Yayasan Arus Kualan
Description
Proses belajar terjadi sebagai hasil dari upaya mengembangkan ilmu pengetahuan, mengubah perilaku, dan mewujudkan potensi diri. Namun, setiap orang mungkin memiliki persepsi yang unik tentang makna belajar itu sendiri. Ada beberapa faktor yang berkontribusi terhadap pembelajaran yang bermakna dan berharga untuk dipertimbangkan seperti pengajaran energi spiritual, pengendalian diri, pemahaman individu, dan pengembangan otak era ini. Dalam globalisasi, pendidikan memiliki pengaruh yang mendalam terhadap ekonomi dan budaya suatu masyarakat. Pendidikan merupakan faktor penting dalam menciptakan pemahaman masyarakat tentang tempatnya dalam konteks global.
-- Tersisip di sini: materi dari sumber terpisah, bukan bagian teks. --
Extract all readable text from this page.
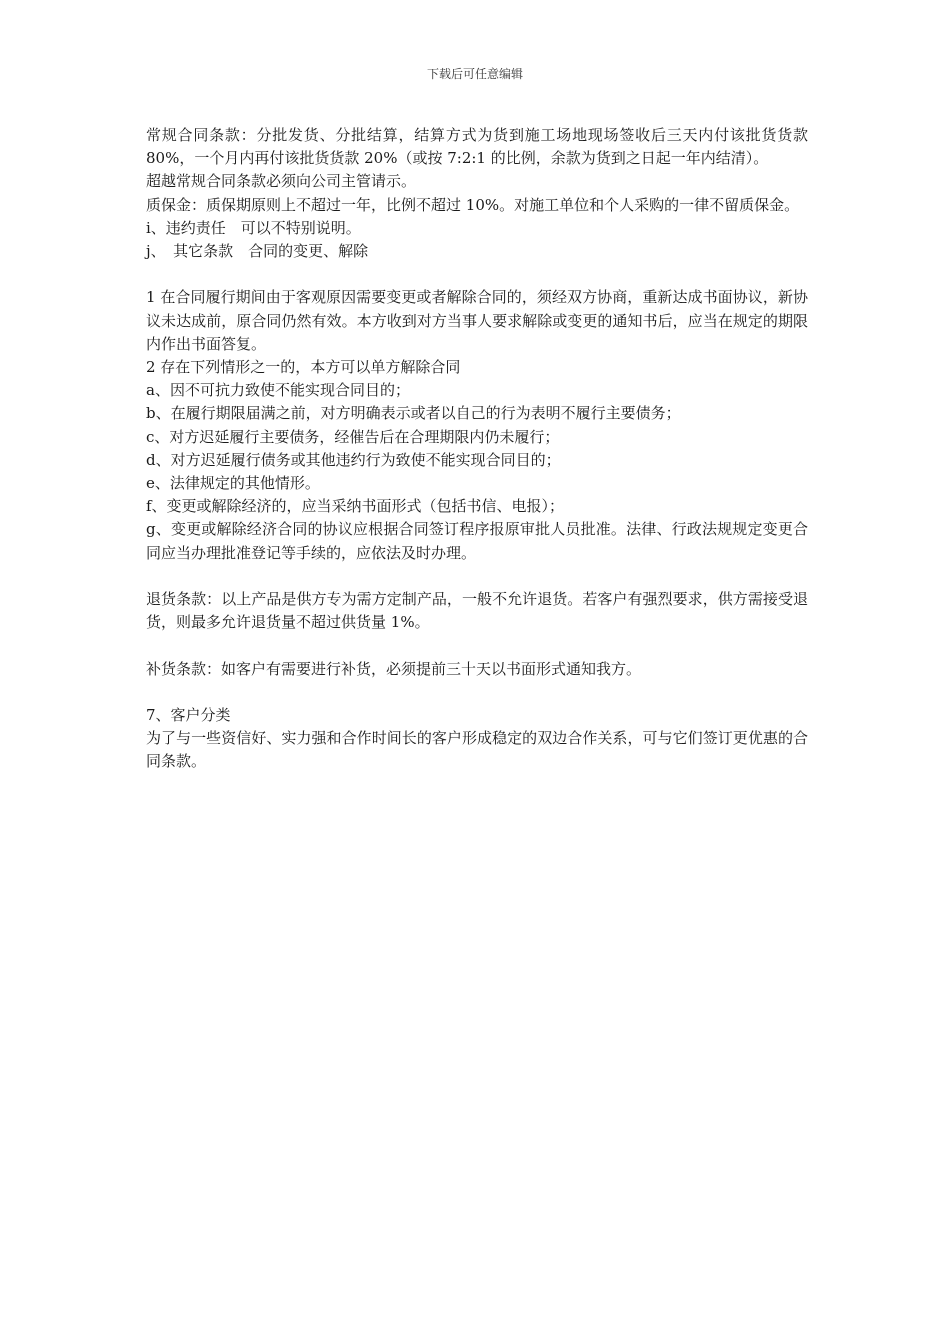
下载后可任意编辑

常规合同条款：分批发货、分批结算，结算方式为货到施工场地现场签收后三天内付该批货货款 80%，一个月内再付该批货货款 20%（或按 7:2:1 的比例，余款为货到之日起一年内结清）。

超越常规合同条款必须向公司主管请示。

质保金：质保期原则上不超过一年，比例不超过 10%。对施工单位和个人采购的一律不留质保金。

i、违约责任　可以不特别说明。

j、　其它条款　合同的变更、解除

1 在合同履行期间由于客观原因需要变更或者解除合同的，须经双方协商，重新达成书面协议，新协议未达成前，原合同仍然有效。本方收到对方当事人要求解除或变更的通知书后，应当在规定的期限内作出书面答复。

2 存在下列情形之一的，本方可以单方解除合同

a、因不可抗力致使不能实现合同目的；

b、在履行期限届满之前，对方明确表示或者以自己的行为表明不履行主要债务；

c、对方迟延履行主要债务，经催告后在合理期限内仍未履行；

d、对方迟延履行债务或其他违约行为致使不能实现合同目的；

e、法律规定的其他情形。

f、变更或解除经济的，应当采纳书面形式（包括书信、电报）；

g、变更或解除经济合同的协议应根据合同签订程序报原审批人员批准。法律、行政法规规定变更合同应当办理批准登记等手续的，应依法及时办理。

退货条款：以上产品是供方专为需方定制产品，一般不允许退货。若客户有强烈要求，供方需接受退货，则最多允许退货量不超过供货量 1%。

补货条款：如客户有需要进行补货，必须提前三十天以书面形式通知我方。

7、客户分类

为了与一些资信好、实力强和合作时间长的客户形成稳定的双边合作关系，可与它们签订更优惠的合同条款。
Oleh karena itu, pemerintah bertujuan untuk mengembangkan sistem pendidikannya untuk melihat kemajuan bagi rakyat dan masyarakatnya. Dengan demikian, sistem pendidikan, khususnya di Indonesia juga harus berusaha untuk mencapai keharmonisan dan pemerataan dalam masyarakat.
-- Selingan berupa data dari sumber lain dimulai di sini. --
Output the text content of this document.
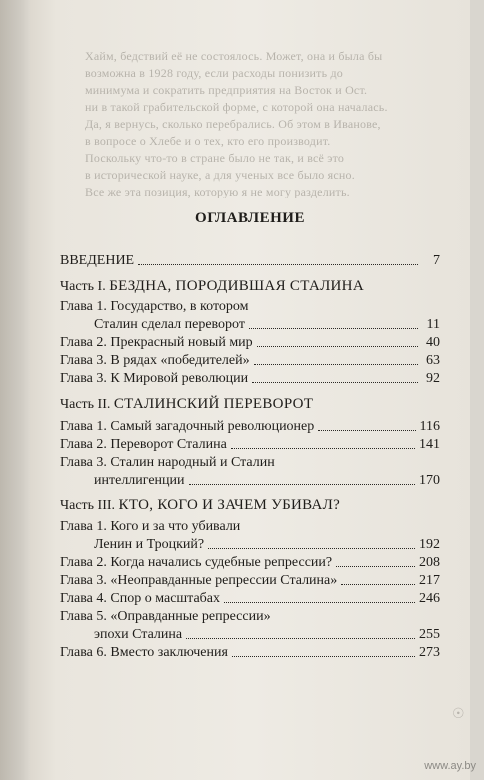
Хайм, бедствий её не состоялось. Может, она и была бы
возможна в 1928 году, если расходы понизить до
минимума и сократить предприятия на Восток и Ост.
ни в такой грабительской форме, с которой она началась.
Да, я вернусь, сколько перебрались. Об этом в Иванове,
в вопросе о Хлебе и о тех, кто его производит.
Поскольку что-то в стране было не так, и всё это
в исторической науке, а для ученых все было ясно.
Все же эта позиция, которую я не могу разделить.
ОГЛАВЛЕНИЕ
ВВЕДЕНИЕ	7
Часть I. БЕЗДНА, ПОРОДИВШАЯ СТАЛИНА
Глава 1. Государство, в котором
Сталин сделал переворот	11
Глава 2. Прекрасный новый мир	40
Глава 3. В рядах «победителей»	63
Глава 3. К Мировой революции	92
Часть II. СТАЛИНСКИЙ ПЕРЕВОРОТ
Глава 1. Самый загадочный революционер	116
Глава 2. Переворот Сталина	141
Глава 3. Сталин народный и Сталин
интеллигенции	170
Часть III. КТО, КОГО И ЗАЧЕМ УБИВАЛ?
Глава 1. Кого и за что убивали
Ленин и Троцкий?	192
Глава 2. Когда начались судебные репрессии?	208
Глава 3. «Неоправданные репрессии Сталина»	217
Глава 4. Спор о масштабах	246
Глава 5. «Оправданные репрессии»
эпохи Сталина	255
Глава 6. Вместо заключения	273
☉
www.ay.by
Perkembangan modernisasi memengaruhi pola pikir siswa untuk bersaing dalam dunia kerja dan mempersiapkan diri untuk kehidupan yang lebih baik setelah lulus. Namun, banyak siswa dari daerah pedesaan yang pindah ke daerah perkotaan untuk melanjutkan studi mereka mulai melihat kegiatan lokal dan kearifan lokal sebagai sesuatu yang kuno dan tidak relevan. Mereka mulai melihat kegiatan seperti bekerja di ladang, hutan, atau sebagai petani sebagai pekerjaan bagi orang-orang yang tidak berpendidikan. Sebagai akibat dari globalisasi dan perkembangan teknologi, sistem pendidikan hanya berfokus pada pengetahuan akademis, modernisme, dan pembelajaran formal/teoritis. Dalam konteks ini, pengetahuan budaya tradisional mulai dianggap aneh, kuno, tidak penting dan tidak menarik. Fenomena ini terjadi pada pemuda Dayak di Kabupaten Ketapang, Kalimantan Barat. Ada kecenderungan yang meningkat bagi para pemuda ini untuk melanjutkan studi mereka di kota di mana mereka menjadi lebih nyaman dengan modernisme dan mulai hidup sebagai orang kota. Akhirnya, mereka menemukan pekerjaan kantoran di kota, merasa bahwa ini adalah kehidupan yang lebih baik untuk masa depan mereka, dan tidak lagi ingin kembali ke desa mereka.
Pindah dari desa ke kota dengan tujuan mencari pekerjaan yang lebih baik atau pekerjaan tetap di kantor dapat merampas kearifan lokal, tradisi, dan pengetahuan pemuda Dayak. Sayangnya, bahasa daerah juga hilang karena pemuda kota mulai merasa dihakimi secara negatif oleh teman-teman sebaya mereka di kota karena berbicara bahasa ibu mereka. Persepsi negatif tentang pengetahuan tradisional di lingkungan perkotaan ini mengancam keberlanjutan budaya dan masyarakat Dayak. Dipengaruhi oleh modernisme melalui pendidikan mereka di kota, pemuda Dayak kehilangan kontak dengan nilai-nilai yang pernah mereka pegang teguh, seperti aspek komunal kehidupan desa, hubungan yang kuat dengan masyarakat mereka, serta dengan alam, terutama hutan. Karena bahasa daerah juga mencerminkan hubungan hierarkis, dengan melupakan bahasa ibu mereka, pemuda Dayak juga kehilangan kontak dengan tempat mereka dalam masyarakat tradisional mereka dan cara berkomunikasi dengan tepat kepada orang yang lebih tua, teman, orang tua, dll.